New Delhi, Aug 27 : It is both an irony and reassuring when H T Sangliana, a Mizo-born, Karnataka-cadre former IPS officer, says “we Kannadigas” have always been accommodating and welcoming of outsiders, and the recent events that forced people from the Northeast to flee Bangalore are an exception. In fact, the panic could have been nipped in the bud if the Karnataka police had been more responsive, he said. He should know.
Arguably Karnataka’s most famous police officer, Sangliana is also the most well-known among people from the Northeast who made Karnataka their home. A tough officer who became a legend while in service, he has served as the Bangalore police commissioner and was tasked to nab forest brigand Veerappan. He was the theme of three Kannada hit movies — the second and third were sequels — named after him.
Stories about him and his exploits, real and apocryphal, abound. Among them is one that three non-Mizos in Karnataka legally changed their names to Sangliana, taking him as their role model. The 1967-batch IPS officer became known as a “giant killer” when he defeated Congress veteran C K Jaffer Sharief in the 2004 Lok Sabha polls on a BJP ticket from Sharief’s bastion, Bangalore North.
Based in Delhi since the end of 2009 after he was appointed vice-chairperson of the National Commission for Minorities, Sangliana said he was in Bangalore on August 15 on a private visit when people from the Northeast began fleeing the city. “Some trouble had started on August 12 itself,” Sangliana told The Indian Express, citing calls he got from northeastern people in the city as well as information passed on by a daughter who lives in Bangalore.

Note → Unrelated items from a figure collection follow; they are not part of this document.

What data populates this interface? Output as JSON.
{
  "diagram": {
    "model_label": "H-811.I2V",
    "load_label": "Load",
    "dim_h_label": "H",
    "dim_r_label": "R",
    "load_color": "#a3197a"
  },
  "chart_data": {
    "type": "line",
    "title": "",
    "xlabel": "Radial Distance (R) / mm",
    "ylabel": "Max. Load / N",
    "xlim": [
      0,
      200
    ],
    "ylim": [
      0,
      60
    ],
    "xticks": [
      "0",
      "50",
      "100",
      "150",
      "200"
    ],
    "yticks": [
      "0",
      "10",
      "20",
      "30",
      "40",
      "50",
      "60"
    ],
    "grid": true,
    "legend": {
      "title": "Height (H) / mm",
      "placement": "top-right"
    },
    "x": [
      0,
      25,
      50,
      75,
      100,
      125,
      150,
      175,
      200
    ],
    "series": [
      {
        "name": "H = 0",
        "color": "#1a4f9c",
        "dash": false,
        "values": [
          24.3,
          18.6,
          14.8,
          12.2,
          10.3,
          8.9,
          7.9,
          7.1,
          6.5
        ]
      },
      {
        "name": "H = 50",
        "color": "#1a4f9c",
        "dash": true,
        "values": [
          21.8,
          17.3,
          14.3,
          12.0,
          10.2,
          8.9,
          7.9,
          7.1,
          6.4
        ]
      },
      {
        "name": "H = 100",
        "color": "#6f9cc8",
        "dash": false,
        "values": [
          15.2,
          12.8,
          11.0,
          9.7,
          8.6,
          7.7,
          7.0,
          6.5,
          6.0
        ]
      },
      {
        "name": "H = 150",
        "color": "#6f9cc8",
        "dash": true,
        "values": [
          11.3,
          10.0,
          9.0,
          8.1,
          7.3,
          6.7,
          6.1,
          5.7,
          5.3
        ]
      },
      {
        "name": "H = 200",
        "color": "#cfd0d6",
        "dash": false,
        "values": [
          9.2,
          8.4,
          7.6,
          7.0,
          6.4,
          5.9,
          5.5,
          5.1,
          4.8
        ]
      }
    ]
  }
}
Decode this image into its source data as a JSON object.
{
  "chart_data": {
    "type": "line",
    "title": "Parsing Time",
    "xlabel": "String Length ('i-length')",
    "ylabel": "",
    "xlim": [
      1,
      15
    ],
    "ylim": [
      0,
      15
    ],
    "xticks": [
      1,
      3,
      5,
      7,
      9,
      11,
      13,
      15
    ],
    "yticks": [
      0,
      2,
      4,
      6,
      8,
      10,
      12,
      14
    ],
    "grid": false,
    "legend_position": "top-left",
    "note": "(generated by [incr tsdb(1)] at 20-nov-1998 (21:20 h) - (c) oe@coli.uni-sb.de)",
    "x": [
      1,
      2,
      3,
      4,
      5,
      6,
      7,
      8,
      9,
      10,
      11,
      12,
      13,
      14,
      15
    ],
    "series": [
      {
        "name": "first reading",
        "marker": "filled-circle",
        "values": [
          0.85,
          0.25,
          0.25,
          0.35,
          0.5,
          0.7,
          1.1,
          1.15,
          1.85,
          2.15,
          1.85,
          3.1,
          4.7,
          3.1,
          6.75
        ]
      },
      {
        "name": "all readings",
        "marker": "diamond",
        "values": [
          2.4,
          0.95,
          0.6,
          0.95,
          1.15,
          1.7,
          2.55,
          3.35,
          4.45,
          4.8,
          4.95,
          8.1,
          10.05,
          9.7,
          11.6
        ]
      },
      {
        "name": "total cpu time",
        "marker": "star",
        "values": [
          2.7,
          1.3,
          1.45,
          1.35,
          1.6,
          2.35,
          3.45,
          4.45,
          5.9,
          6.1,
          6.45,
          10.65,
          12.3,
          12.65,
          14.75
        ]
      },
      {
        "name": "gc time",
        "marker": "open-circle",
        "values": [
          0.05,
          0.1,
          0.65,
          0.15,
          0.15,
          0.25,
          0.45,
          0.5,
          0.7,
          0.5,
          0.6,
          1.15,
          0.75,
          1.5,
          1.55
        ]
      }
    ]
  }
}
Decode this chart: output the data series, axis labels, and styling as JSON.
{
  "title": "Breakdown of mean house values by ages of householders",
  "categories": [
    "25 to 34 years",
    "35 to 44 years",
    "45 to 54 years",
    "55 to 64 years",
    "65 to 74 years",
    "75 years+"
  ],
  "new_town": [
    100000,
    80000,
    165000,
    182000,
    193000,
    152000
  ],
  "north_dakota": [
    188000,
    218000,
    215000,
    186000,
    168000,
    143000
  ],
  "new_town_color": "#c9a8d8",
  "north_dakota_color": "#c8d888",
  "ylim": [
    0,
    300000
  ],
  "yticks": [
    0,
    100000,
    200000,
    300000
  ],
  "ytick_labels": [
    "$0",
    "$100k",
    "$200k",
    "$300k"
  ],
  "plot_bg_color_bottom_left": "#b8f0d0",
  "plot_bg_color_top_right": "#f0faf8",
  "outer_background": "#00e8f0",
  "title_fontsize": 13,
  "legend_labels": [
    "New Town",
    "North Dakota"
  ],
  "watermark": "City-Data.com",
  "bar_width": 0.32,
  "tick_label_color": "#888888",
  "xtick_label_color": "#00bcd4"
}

“Besides the rumours about imminent attacks, there were complaints of some Muslim boys stopping Mizo students and asking where they came from. Some others were teased or verbally threatened. One man called me up and said that some boys on a bike had shouted expletives at his wife,” Sangliana said. “Many such incidents were reported from several localities. In some places, swords and clubs were brandished, I am told.”